Hockey tape is designed to be used by all ages and for gear of all sizes. You can use the same tape on a youth and senior stick. There are different widths, which allow players to determine the depth of their tape job. Thin tape requires more overlaps and more tape, but it is likely to last longer. Some players prefer to use thick width tape as they can spread it out, but it gives them a better feel for the puck.


How long does hockey tape last?

Every type of hockey tape will have a different lifespan depending on how it is used and how often you play hockey with it. Shin tape only lasts the use of a single skating session because it is only used to hold gear in place that will have to be removed. However, grip tape and stick tape can last varying amounts of time depending on the frequency in which you use your stick and your preferences. Handle tape jobs take less wear and tear than the blade, so they don’t need to be re-done often. Some players prefer to tape their blade every time before they skate, while others skate 10+ times before they re-tape it.

How much does ice hockey tape cost?

Ice hockey tape typically costs in the $3-$5 range per roll, but buying in large quantities can actually lower the unit price below that. Even some of the premier brands sell bundles of 30 rolls or so that average out to less than $3 per roll. There isn’t a large gap in quality for most brands, so there isn’t going to be a huge difference in price per roll either. However, the small difference can add up over time.

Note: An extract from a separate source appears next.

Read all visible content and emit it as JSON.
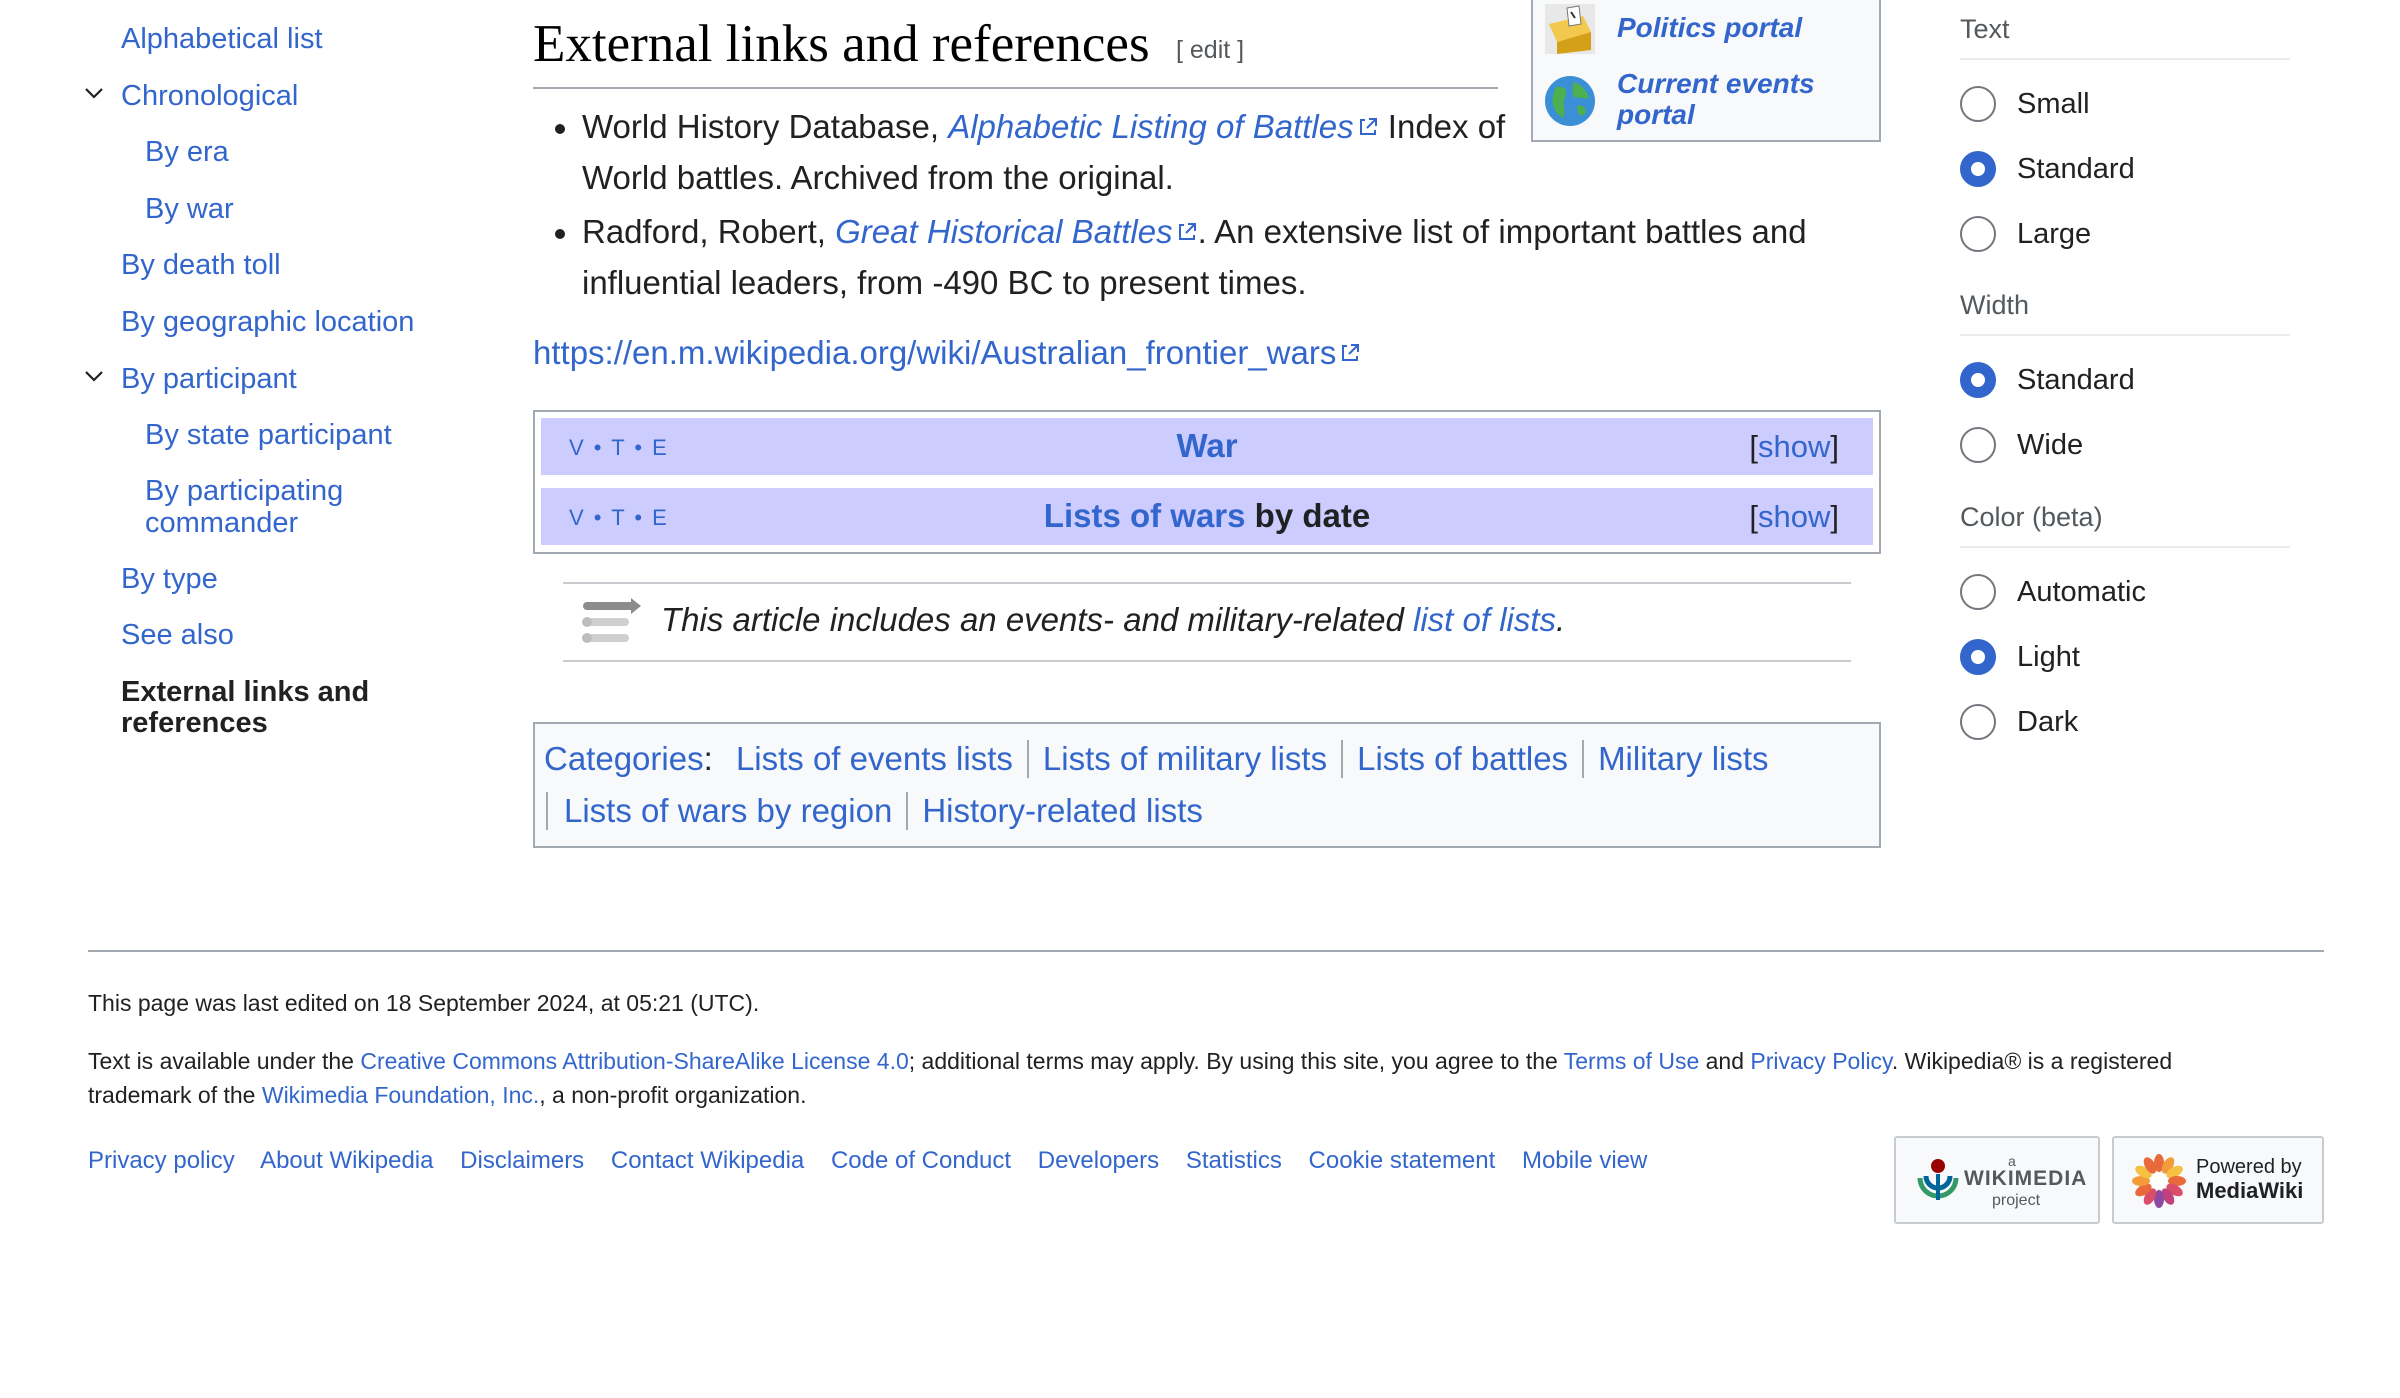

What are the different kinds of ice hockey tape?

There are three different kinds of hockey tape: shin, grip, and stick tape. They each have a very specialized use. Shin tape is used to hold gear in place, most often shin pads. It is often clear, waterproof on top, and single use. Grip tape is an elastic, adhesive cloth tape that is put on the top of the shaft to give players a better grip on the stick. Stick tape is a cloth tape that can be used anywhere on the stick, but is most often used on the blade to give players better control over the puck.